How Neural Networks Store and Learn Word Relationships

Getting your Trinity Audio player ready…

The Big Picture

Imagine you’re trying to teach a computer to understand that “king” and “queen” are related words, while “king” and “car” aren’t very similar. Neural networks do this by converting words into numbers (called vectors) and adjusting these numbers until similar words have similar patterns.

What is Cosine Similarity?

Think of cosine similarity like measuring the angle between two arrows:

If two arrows point in almost the same direction, they’re very similar (high cosine similarity)
If they point in completely different directions, they’re not similar (low cosine similarity)

For words, we represent each word as an arrow (vector) with multiple dimensions. Words with similar meanings should have arrows pointing in similar directions.

How Neural Networks Store Word Relationships

The Storage System

Neural networks don’t keep a giant table of “king is similar to queen.” Instead, they store each word as a list of numbers (like coordinates). For example:

“king” might be stored as [0.8, 0.6, 0.2]
“queen” might be stored as [0.7, 0.5, 0.3]
“car” might be stored as [0.1, 0.9, 0.8]

These numbers are stored in the network’s “weights” – essentially the network’s memory.

Reading the Relationships

When the network needs to know how similar two words are, it:

Looks up both words’ number patterns
Calculates how similar the patterns are (using cosine similarity)
Uses this similarity for whatever task it’s doing

The Learning Process (Backpropagation)

Starting Point

Initially, all words get random number patterns, so the network doesn’t know that “king” and “queen” should be similar.

The Training Cycle

The network learns through a repetitive process:

Make a Prediction: Given “king,” try to predict related words like “queen”
Check the Mistake: See how wrong the prediction was
Adjust the Numbers: Slightly change the number patterns for “king” and “queen” to make them more similar
Repeat: Do this millions of times with different word pairs

What Actually Changes

Each time the network learns from a mistake:

It moves “king” and “queen” closer together in the number space
It moves unrelated words like “king” and “car” further apart
The entire landscape of word relationships gets reorganized slightly

Why It’s Computationally Intensive

This process requires enormous amounts of calculation because:

Scale

Modern systems work with vocabularies of 50,000+ words
Each word might be represented by 300+ numbers
The network processes thousands of word pairs in each training batch

Repeated Calculations

For each training example, the network must:

Look up word patterns (fast)
Calculate predictions for thousands of possible words (slow)
Compute how wrong each prediction was (moderate)
Update the number patterns for all involved words (moderate)
Repeat this process millions of times

The Reshaping Process

Every single training cycle slightly reorganizes the entire “landscape” of word relationships.
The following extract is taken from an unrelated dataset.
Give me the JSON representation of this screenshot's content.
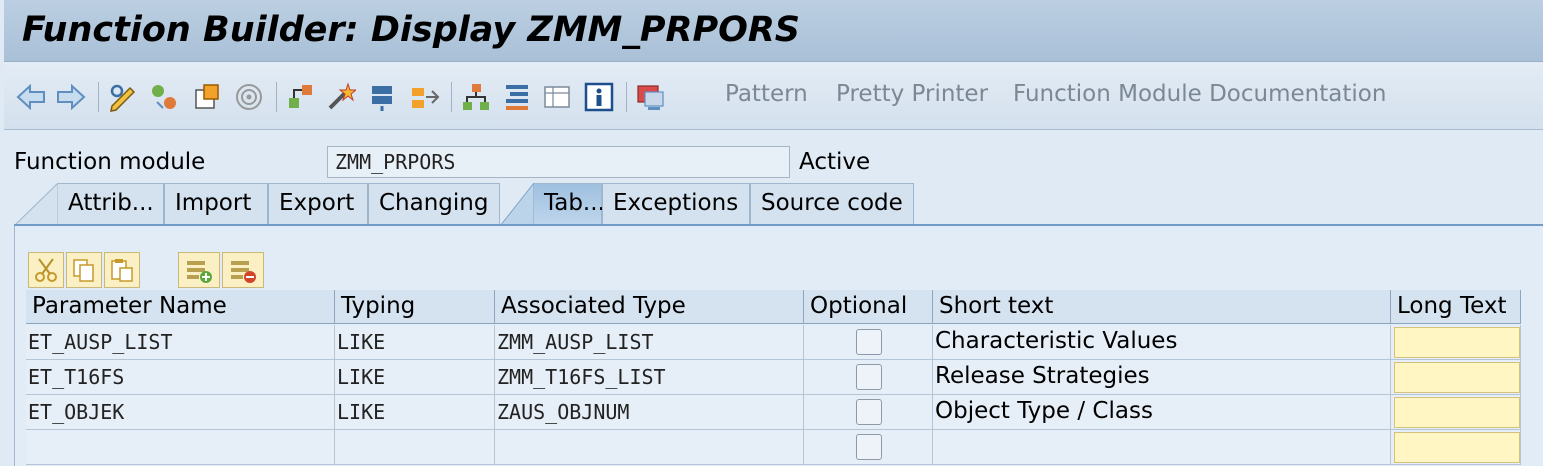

It’s like having a map with 50,000 cities, and after each piece of new information, you need to adjust the positions of many cities slightly to better reflect their real relationships.

A Simple Example

Let’s say we start with random numbers:

“king”: [0.1, 0.2, 0.3]
“queen”: [0.4, 0.5, 0.6]
“car”: [0.7, 0.8, 0.9]

Initially, “king” and “queen” aren’t very similar. But after training on examples like “king appears near queen in sentences,” the network adjusts:

“king”: [0.8, 0.6, 0.2]
“queen”: [0.7, 0.5, 0.3]
“car”: [0.1, 0.9, 0.8]

Now “king” and “queen” have much more similar number patterns, while “car” is quite different.

Key Insights

No Explicit Similarity Table: The network doesn’t store a table saying “king is 99% similar to queen.” Instead, it stores number patterns that, when compared, reveal these relationships.
Dynamic Computation: Each time you ask “how similar are these words?”, the network calculates it fresh from the stored number patterns.
Gradual Learning: The network doesn’t learn relationships overnight. It takes millions of small adjustments to get the word patterns right.
Computational Trade-off: While training is extremely expensive (requiring powerful computers and lots of time), using the trained network is relatively fast.

The Bigger Picture

This same principle applies to modern AI systems like ChatGPT, but scaled up enormously. Instead of just learning that “king” and “queen” are similar, they learn complex patterns about how words, phrases, and concepts relate to each other across millions of dimensions of meaning.

The “cosine similarity model” mentioned in the technical article is really just a fancy way of describing this process of representing meaning as numerical patterns and measuring similarity by comparing these patterns.